Im Herbst 2022 richtete die UWK den National Hub Biodiversität und Wasser (Netzwerk Biodiversität Österreich, n. d.) ein; er ist eine Initiative der Netzwerke Biodiversität Österreich und Austrian Joint Water Initiative (AJWI). Der Hub wird die Kooperation der beiden Forschungsgemeinschaften vorantreiben; er unterstützt die Beteiligung Österreichs an EU-Partnerschaften (Biodiversa+, Water4All, Animal Health and Welfare, Sustainable Food Systems etc.), EU-Missionen (insbesondere durch den „Österreichischen Umsetzungsplan“) und an weiteren Higher-Education (HE)-Angeboten zur Umsetzung des Green Deal.

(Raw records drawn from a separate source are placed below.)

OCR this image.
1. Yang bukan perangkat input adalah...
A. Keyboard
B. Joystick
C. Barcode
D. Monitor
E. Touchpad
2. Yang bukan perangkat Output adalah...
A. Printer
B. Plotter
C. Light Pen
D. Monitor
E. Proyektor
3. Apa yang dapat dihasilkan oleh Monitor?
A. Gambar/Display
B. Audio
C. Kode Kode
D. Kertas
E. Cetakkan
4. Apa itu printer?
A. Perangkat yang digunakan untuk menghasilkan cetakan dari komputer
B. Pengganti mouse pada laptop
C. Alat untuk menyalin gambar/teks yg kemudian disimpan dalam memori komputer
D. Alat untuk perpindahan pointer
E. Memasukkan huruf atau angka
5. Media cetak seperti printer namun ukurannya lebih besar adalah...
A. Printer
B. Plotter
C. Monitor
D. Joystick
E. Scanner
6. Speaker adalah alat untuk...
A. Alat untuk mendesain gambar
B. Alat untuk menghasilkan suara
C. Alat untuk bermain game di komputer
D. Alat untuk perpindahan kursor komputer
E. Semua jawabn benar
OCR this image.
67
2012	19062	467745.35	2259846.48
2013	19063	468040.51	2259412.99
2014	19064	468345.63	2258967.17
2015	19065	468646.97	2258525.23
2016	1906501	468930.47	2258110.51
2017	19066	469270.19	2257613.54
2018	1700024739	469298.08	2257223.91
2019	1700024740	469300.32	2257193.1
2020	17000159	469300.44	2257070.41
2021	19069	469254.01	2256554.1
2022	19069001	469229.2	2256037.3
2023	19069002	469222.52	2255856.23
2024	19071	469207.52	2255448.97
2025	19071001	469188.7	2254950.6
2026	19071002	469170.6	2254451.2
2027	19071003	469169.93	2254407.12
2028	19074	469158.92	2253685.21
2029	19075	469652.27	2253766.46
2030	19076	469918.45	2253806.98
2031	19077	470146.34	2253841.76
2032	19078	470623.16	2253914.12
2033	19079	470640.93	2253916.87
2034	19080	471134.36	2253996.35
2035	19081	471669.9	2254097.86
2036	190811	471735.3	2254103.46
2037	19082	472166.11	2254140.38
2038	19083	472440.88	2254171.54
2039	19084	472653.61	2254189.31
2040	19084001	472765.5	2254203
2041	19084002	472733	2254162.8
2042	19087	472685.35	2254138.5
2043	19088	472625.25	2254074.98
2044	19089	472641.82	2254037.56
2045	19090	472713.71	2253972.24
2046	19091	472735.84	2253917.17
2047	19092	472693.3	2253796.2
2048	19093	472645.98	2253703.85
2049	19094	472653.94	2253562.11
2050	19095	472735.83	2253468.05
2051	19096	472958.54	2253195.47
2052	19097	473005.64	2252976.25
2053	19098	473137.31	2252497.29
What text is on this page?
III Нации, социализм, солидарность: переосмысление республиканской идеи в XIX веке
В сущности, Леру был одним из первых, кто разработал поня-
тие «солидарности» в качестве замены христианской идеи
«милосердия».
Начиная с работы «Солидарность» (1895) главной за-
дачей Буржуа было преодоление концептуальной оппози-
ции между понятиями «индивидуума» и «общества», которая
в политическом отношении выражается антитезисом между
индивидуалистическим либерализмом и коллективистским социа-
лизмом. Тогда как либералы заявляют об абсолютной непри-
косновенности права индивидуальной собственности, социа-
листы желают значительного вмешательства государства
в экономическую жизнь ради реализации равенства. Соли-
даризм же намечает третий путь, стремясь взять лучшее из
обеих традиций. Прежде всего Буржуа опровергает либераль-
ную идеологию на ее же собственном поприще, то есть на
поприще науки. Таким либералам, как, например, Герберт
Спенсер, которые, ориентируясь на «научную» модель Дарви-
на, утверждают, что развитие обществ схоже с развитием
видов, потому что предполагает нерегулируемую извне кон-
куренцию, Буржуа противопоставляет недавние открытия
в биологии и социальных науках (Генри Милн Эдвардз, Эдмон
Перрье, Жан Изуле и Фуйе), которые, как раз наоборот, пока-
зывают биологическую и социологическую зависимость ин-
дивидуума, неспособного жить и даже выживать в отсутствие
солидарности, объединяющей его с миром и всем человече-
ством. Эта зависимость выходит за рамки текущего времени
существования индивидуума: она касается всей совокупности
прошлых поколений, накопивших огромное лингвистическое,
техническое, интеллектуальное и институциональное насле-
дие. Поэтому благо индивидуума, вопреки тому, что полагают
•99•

Die Universitäten wirken an nationalen und internationalen Klimaberichten wie dem Österreichischen Sachstandsbericht Klimawandel 2024 (2. Österreichischer Sachstandsbericht zum Klimawandel, 2023) mit und sind am Reviewprozess zum APCC (Austrian Panel on Climate Change) Special Report „Strukturen für ein klimafreundliches Leben“ beteiligt. Unter der Leitung der KFU Graz haben sich TU Wien, BOKU, PLUS, Uni Wien und einige außeruniversitäre Forschungseinrichtungen zusammengeschlossen, um sich gemeinsam mit dem Projekt „Wege zur klimawandelrobusten und klimaneutralen Gesellschaft“ an der Exzellenzinitiative des FWF „excellent=austria“ (FWF, n. d.) zu beteiligen.

Das Forschungsfeld der Bioökonomie ist ein Wirtschaftskonzept, das fossile durch nachwachsende Rohstoffe ersetzt und so zur Dekarbonisierung beiträgt. 2019 legte das BMBWF die Bioökonomie-Strategie für Österreich (BMBWF, 2023a) vor, in der die Universitäten eine wesentliche Rolle spielen. Ein Drittel der Universitäten ist im Bereich der Bioökonomie in der Grundlagenforschung aktiv. Als Vorreiterin gilt die BOKU, die sich 2018 erfolgreich mit fünf anderen europäischen Universitäten zur "European Bioeconomy University" zusammengeschlossen und 2019 ein eigenes Zentrum für Bioökonomie als Anlaufstelle für Stakeholderinnen und Stakeholder aus Gesellschaft, Wirtschaft und Politik gegründet hat.